When asked about the potential for an attack or incident while crossing the Rio Grande bridge in Bernalillo, Kreitz said that while no official study on that particular stretch of road had been conducted, he again noted the unlikelihood of an incident that he mentioned with the school and the hospital as well as the security measure of “hiding in plain sight.”
Kretiz said they do not foresee a huge amount of truck traffic from the operation of Project Ranger, saying an estimated one to three trucks, depending on the category of shipment, would be coming through per week. “It’s not a continuous stream of trucks driving past every day; it’s a couple per week.”
He also noted that at this point, most of the work would be done on one shift unless global conditions change and demands increase.
However, he did go into detail about the extensive testing protocols for shipping that are mandated for both the finished product and the ammonium perchlorate used in production.
Testing requirements for all-up round insensitive munitions and payload shipment testing include fast heating using jet fuel to simulate a fire from a vehicle collision; slow heating to mimic fire buildup in a truck; bullet impact testing with shots from 0.50-caliber bullets; fragment impact testing where high-velocity shrapnel is shot to replicate a nearby explosion; a sympathetic reaction to detonate munitions at close range; a shaped charge jet where anti-tank weapons, such as rocket-propelled grenades are shot; and a drop test from a 40-foot height.
The presentation materials also note that the site would only produce insensitive munitions.
Ammonium perchlorate shipment testing requirements include double-wrapped plastic bags placed in a steel drum; plastic bag testing including being dropped from a 6-foot height and a pressure test of up to 240 PSI; and steel drum testing that includes being dropped from a 4-foot height, a bottom lift test where its filled to 125% of weight and lift in the air, a pressurized test for leaks, a stack test with additional containers to check for deformation, and a vibration test to inspect for rupture or leakage.
Kreitz also compared the risk posed of the more familiar site of a gasoline tanker to a truck Castelion would utilize for shipping to and from the site, noting the tanker has 60 times as much energy as a truck full of all-up rounds and 25 times as much energy as a truck full of ammonium perchlorate.
Environmental impactIn addition to mitigations built into the site to prevent chemicals from seeping into the groundwater, officials noted the possibility of some noise pollution in Northern Meadows.
According to the presentation materials, static fire testing on the site “will generate sound levels equivalent to a vacuum cleaner for approximately 30 seconds at a time” in the neighborhood.
However, “testing will only be conducted during working hours inside of a test stand,” the materials state.
They also note the byproducts have been reviewed by the New Mexico Environment Department.
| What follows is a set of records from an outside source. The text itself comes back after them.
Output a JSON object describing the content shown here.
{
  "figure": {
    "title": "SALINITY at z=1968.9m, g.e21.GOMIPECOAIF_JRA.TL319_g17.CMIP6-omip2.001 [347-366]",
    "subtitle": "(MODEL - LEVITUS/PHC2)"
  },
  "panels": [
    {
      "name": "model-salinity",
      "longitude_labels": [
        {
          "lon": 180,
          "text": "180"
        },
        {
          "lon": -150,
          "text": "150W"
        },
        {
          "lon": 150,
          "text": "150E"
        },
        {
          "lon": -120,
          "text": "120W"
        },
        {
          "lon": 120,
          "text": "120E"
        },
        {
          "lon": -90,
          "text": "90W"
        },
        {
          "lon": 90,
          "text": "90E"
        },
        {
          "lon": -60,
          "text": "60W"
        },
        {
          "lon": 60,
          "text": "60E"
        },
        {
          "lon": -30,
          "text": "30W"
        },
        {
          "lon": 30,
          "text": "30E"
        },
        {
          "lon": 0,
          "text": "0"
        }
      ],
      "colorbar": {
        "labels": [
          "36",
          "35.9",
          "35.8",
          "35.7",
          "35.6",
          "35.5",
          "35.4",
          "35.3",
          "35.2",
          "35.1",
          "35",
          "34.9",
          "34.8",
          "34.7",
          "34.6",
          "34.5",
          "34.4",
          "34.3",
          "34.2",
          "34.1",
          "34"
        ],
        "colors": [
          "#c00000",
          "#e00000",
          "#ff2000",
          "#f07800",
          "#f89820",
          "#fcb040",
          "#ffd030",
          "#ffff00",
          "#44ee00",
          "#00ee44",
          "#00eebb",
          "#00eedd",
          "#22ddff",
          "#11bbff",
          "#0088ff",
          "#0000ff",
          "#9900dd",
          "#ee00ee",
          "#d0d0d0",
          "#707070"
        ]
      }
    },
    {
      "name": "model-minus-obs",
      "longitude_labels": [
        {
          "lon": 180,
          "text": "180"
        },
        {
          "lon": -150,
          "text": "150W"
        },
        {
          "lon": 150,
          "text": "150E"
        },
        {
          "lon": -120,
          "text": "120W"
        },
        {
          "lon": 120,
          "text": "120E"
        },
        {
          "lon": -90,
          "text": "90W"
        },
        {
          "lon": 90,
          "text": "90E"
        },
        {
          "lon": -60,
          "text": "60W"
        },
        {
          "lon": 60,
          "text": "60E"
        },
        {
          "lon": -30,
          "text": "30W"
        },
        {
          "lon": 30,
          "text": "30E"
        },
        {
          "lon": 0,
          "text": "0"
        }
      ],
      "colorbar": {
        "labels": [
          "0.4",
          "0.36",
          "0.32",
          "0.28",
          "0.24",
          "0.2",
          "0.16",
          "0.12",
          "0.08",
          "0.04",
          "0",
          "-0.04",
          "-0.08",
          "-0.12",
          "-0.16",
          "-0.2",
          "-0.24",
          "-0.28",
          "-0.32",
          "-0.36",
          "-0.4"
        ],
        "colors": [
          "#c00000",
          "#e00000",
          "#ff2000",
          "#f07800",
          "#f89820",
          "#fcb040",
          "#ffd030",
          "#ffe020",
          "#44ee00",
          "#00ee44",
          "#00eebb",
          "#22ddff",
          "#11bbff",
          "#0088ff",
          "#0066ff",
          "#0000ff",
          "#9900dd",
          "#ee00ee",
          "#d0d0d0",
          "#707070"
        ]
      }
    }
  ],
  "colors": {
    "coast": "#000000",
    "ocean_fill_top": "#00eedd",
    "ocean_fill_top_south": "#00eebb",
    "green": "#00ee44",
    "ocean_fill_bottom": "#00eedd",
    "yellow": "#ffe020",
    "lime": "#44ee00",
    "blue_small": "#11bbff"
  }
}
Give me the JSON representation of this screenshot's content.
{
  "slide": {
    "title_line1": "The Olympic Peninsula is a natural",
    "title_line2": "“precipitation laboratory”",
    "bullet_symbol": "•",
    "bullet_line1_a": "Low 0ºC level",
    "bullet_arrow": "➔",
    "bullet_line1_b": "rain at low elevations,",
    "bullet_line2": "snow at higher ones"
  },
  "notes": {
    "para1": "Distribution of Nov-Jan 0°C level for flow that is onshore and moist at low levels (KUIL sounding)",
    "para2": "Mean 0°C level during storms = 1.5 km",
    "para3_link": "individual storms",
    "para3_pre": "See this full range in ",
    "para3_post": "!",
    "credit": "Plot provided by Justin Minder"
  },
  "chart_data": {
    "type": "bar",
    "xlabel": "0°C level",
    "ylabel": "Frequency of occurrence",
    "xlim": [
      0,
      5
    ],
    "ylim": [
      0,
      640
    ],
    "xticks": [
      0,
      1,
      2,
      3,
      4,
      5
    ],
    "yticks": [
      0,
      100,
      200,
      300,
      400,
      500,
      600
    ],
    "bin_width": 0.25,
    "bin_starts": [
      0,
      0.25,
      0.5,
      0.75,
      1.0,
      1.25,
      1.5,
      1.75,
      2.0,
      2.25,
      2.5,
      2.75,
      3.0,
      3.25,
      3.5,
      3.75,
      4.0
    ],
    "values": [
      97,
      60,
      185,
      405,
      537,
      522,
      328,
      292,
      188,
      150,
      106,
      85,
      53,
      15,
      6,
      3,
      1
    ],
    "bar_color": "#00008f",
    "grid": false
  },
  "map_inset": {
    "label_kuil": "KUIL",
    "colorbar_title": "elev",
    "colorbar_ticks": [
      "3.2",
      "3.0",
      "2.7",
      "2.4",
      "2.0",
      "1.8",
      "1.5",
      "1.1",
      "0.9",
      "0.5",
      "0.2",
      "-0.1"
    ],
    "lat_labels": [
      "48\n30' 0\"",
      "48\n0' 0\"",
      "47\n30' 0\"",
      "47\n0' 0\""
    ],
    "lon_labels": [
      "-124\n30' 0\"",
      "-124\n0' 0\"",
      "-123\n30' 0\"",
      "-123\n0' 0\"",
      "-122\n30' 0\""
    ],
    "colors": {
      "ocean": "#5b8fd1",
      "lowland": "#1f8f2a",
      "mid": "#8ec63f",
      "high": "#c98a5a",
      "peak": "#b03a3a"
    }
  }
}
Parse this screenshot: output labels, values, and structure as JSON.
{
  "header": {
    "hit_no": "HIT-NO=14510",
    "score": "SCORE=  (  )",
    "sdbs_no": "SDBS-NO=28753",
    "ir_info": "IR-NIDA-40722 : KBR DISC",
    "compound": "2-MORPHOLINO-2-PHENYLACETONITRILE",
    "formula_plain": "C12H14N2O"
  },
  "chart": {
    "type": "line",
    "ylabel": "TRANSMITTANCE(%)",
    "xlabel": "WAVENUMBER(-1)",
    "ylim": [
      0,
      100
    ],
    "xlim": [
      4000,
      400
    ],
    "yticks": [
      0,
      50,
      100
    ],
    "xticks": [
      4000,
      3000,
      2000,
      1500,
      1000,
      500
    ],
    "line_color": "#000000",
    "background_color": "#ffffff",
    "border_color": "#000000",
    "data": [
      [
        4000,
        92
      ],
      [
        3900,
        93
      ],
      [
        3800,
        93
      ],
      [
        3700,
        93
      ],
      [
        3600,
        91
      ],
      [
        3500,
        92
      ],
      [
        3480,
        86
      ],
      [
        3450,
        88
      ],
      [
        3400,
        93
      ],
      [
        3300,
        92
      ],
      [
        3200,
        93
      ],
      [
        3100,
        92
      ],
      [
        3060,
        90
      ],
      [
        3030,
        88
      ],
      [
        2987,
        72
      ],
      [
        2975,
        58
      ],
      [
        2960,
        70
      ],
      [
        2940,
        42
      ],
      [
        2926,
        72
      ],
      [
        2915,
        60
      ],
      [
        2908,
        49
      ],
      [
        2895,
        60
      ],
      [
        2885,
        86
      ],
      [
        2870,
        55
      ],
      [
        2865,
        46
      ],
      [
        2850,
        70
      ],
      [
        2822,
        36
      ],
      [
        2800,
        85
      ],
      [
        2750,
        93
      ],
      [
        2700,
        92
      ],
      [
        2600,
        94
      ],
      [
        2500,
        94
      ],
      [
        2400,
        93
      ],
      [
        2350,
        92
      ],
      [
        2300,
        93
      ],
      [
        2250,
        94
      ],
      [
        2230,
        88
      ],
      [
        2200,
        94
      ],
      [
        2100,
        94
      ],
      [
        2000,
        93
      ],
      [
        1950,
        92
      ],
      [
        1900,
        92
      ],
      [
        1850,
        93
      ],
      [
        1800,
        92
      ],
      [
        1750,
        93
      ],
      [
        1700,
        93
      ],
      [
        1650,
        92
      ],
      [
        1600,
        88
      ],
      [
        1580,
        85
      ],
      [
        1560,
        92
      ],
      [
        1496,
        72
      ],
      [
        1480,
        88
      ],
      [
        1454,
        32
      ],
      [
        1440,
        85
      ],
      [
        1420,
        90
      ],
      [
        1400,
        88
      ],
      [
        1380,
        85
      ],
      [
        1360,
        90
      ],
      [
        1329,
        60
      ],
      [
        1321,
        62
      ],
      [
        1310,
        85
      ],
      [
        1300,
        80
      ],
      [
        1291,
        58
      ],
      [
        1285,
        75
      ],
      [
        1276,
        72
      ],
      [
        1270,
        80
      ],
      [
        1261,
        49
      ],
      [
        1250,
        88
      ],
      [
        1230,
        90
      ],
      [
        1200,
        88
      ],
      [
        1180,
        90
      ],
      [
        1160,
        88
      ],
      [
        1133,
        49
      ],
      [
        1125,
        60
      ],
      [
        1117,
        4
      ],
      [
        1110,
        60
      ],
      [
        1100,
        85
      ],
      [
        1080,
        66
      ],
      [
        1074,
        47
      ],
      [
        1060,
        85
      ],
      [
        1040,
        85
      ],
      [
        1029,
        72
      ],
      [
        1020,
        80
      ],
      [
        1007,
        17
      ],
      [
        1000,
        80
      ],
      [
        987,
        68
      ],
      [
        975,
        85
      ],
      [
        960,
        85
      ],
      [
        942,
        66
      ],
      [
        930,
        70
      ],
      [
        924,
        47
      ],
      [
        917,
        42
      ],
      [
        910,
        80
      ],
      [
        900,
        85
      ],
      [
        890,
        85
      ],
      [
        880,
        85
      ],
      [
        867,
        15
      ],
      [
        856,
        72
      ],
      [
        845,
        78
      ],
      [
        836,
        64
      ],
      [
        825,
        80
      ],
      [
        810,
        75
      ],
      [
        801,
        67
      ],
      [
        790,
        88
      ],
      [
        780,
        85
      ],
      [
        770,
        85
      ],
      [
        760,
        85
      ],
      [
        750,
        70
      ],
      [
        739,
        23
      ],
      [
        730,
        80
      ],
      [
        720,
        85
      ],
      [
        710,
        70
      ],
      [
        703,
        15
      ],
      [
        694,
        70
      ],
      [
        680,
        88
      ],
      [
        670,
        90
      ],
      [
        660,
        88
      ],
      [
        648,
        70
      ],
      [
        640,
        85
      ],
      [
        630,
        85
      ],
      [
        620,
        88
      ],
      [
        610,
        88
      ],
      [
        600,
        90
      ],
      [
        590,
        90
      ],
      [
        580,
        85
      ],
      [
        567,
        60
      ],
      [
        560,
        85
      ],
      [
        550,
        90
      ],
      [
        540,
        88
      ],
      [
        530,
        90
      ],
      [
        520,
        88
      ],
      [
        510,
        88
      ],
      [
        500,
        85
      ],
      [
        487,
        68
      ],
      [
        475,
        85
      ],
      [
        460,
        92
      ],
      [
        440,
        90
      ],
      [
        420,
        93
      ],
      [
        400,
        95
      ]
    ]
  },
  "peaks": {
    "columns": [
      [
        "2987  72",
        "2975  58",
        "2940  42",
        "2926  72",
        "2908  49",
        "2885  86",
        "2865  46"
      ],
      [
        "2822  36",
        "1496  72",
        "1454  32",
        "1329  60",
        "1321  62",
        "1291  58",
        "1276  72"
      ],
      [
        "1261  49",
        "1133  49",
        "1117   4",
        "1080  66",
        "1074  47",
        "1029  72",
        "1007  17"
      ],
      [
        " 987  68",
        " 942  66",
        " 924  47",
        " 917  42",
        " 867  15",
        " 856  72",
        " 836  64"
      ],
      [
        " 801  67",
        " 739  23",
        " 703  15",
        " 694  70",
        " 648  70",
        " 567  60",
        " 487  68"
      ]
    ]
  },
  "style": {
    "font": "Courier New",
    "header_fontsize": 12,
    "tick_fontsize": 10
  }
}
Kreitz mentioned during the question-and-answer session that an archeological study has already been conducted on the site.
One resident asked about the potential vibrations of the testing impacting land shift and damaging foundations.
“We have not done any study on vibration in the ground because we’re not aware of any instances where that’s caused problems in any other sites, but we’re happy to look into it,” Kreitz said.